Study shows Vape clouds do not affect air quality

Vape clouds produced indoors by e-cigarettes break down within SECONDS while it takes over 30 minutes for a traditional cigarette

Researchers measured particle concentrations indoors after participants exhale

They found particles evaporated within seconds after exhalation from vaping

For cigarettes, it took 30-45 minutes for air quality to return to normal levels

A recent study has compared e-cigarettes with their traditional tobacco based counterparts to assess how they affect indoor spaces – and, it appears vaping really does have less of an impact on the surrounding air.

While particles from conventional cigarette smoke linger in the air for upwards of 45 minutes, researchers found that clouds originating from vaping products evaporate within seconds, even indoors!
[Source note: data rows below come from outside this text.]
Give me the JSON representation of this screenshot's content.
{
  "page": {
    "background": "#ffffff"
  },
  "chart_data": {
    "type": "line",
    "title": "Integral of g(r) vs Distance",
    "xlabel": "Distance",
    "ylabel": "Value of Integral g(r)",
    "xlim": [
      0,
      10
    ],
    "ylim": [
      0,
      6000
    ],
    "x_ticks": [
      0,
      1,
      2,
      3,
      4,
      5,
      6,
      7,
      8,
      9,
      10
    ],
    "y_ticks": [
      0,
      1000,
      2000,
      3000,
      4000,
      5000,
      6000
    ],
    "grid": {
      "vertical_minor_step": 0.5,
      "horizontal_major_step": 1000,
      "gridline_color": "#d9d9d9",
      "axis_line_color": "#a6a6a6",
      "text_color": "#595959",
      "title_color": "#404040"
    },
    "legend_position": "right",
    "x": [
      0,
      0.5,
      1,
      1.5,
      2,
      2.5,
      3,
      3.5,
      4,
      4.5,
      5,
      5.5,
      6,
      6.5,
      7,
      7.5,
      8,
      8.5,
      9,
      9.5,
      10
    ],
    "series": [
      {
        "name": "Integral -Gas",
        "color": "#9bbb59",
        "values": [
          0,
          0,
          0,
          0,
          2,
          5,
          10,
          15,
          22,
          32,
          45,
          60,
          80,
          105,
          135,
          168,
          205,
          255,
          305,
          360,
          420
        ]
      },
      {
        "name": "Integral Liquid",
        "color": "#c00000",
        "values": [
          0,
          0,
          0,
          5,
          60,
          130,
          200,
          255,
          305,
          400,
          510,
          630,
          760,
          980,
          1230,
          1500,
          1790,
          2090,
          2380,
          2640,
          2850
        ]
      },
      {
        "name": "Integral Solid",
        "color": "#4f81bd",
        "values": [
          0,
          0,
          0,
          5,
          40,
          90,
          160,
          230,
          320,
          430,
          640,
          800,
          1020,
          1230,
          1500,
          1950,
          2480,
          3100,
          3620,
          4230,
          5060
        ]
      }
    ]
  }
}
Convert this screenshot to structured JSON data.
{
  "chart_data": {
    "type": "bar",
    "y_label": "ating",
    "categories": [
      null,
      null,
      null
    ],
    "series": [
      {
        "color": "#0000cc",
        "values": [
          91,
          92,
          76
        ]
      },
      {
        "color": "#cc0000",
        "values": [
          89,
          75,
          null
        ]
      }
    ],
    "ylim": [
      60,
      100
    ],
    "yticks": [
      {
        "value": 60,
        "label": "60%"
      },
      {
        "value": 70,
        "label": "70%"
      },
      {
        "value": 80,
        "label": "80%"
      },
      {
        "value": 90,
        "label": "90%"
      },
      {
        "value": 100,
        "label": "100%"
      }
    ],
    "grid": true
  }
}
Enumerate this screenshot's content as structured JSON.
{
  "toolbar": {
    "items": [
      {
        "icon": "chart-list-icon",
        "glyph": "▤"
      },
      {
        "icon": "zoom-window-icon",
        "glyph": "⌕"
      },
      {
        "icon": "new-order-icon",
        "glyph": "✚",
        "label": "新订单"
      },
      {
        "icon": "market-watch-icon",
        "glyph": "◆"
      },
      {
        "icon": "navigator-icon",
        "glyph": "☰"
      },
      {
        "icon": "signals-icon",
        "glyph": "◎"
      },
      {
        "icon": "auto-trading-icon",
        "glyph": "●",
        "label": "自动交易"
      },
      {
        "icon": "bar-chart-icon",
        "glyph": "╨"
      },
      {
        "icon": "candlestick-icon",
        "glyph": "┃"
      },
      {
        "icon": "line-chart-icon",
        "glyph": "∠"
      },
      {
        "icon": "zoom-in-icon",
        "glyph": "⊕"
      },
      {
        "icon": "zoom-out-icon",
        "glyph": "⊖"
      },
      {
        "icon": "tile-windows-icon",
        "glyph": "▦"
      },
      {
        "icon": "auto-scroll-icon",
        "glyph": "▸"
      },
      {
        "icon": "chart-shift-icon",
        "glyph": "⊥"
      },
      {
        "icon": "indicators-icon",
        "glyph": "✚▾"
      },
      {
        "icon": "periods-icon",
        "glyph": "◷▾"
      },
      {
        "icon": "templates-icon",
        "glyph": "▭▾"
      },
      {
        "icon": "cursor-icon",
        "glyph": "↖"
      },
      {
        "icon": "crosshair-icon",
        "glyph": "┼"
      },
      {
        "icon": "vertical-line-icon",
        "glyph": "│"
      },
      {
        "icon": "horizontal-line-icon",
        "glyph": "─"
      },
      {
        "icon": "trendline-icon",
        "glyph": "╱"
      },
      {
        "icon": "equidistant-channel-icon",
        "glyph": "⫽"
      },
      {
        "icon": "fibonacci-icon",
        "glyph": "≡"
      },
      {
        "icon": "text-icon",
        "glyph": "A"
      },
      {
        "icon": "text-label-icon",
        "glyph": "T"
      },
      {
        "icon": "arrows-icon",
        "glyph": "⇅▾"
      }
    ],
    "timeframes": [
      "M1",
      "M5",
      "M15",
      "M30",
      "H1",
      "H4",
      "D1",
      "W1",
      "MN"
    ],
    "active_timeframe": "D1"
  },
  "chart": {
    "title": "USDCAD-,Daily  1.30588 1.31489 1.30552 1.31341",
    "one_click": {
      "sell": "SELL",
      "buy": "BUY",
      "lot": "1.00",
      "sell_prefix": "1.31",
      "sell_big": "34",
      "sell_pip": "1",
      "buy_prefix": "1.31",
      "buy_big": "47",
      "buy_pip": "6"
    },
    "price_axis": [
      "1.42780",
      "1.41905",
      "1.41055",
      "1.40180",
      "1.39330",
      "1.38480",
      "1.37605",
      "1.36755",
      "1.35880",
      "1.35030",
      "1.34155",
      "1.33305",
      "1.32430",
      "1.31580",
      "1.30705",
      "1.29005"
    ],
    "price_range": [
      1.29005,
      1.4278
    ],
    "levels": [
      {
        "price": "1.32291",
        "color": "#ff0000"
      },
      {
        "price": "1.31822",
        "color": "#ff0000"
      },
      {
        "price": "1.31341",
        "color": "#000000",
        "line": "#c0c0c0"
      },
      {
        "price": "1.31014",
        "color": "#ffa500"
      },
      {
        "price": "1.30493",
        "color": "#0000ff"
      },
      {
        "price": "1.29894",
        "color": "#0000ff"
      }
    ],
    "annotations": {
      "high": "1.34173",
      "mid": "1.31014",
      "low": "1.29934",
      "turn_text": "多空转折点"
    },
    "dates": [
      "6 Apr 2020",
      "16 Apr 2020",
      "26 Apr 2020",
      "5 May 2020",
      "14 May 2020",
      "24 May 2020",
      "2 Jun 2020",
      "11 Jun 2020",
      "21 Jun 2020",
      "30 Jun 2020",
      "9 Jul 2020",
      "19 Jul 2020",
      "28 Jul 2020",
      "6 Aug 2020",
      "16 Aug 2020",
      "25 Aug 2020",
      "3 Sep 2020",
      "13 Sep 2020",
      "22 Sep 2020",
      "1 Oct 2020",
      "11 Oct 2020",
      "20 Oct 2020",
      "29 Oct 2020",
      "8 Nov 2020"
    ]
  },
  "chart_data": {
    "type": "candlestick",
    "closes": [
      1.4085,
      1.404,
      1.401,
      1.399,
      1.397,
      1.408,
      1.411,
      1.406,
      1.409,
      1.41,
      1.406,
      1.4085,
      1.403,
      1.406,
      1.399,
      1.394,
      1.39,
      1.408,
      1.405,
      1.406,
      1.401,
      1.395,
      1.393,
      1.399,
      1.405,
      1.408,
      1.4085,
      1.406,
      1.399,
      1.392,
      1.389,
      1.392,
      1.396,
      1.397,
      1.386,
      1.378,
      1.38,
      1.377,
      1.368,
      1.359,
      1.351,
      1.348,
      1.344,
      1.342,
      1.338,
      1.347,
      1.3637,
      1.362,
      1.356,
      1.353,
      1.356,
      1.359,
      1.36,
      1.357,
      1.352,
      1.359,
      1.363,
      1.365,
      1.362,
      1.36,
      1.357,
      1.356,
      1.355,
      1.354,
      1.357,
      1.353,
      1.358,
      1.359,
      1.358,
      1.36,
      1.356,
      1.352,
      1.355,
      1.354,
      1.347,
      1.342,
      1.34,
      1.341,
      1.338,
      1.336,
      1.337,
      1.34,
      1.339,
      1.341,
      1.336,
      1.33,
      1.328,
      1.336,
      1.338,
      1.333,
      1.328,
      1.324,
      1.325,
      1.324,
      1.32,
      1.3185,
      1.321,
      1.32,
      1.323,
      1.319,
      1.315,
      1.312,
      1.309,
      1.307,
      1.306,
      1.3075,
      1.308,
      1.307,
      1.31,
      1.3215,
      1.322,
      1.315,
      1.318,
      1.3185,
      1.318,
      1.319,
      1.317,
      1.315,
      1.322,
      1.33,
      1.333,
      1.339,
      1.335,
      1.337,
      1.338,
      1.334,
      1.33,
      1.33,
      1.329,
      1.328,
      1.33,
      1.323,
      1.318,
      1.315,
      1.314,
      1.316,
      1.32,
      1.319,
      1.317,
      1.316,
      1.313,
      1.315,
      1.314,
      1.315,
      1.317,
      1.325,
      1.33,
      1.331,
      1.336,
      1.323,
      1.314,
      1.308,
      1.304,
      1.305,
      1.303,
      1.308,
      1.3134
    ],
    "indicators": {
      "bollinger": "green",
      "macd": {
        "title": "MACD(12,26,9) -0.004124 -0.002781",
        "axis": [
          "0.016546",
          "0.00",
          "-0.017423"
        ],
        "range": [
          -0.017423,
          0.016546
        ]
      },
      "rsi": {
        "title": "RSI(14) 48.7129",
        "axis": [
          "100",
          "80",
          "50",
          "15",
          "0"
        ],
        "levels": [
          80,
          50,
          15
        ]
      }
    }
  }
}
Even in the ‘worst case scenario,’ where there was no ventilation in a room, the researchers found the particle counts quickly dropped to background levels in trials with commercially available e-cigaretts.

The new research comes as part of a collaboration between Kaunas University of Technology in Lithuania, the Swiss Federal Laboratories for Materials Science and Technology, ETH Zurich, and Fontem Ventures.

The Participants, who were already regular vapers, were tasked to use their e-cigarettes in varying conditions of ventilation with Researchers then measuring how particle concentrations changed in the surrounding air.

Within seconds, the researchers found the liquid aerosol droplets generated by vaping evaporated, returning the enclosed space quickly back to the normal levels.

‘No accumulation of particles was registered in the room following subjects’ vaping,’ says Dr Grant O’Connell, Corporate Affairs Manager at Fontem Ventures.

‘This shows us how fundamentally different exhaled e-vapor particles are compared to those released when smoking conventional cigarettes, the latter of which linger in the air for longer periods of time.’

Immediately after the participants exhaled, the researchers say initial particle concentrations for e-cigarettes were in the same order of magnitude as those seen with traditional cigarettes.

But, the incredible difference came in their decay.

According to the researchers, it was 30-45 minutes before particle concentrations returned to background levels with conventional cigarettes, which caused an increase with every puff and means nearly an hour of poor air quality for non-smokers exposed to the smoke.

‘Exhaled e-vapour aerosol particles have a different chemical composition to a cigarette smoke and here we show the physical properties are also significantly different,’ Dr O’Connell said.

‘This data strengthens the growing body of evidence that vaping indoors is unlikely to pose an air quality issue.’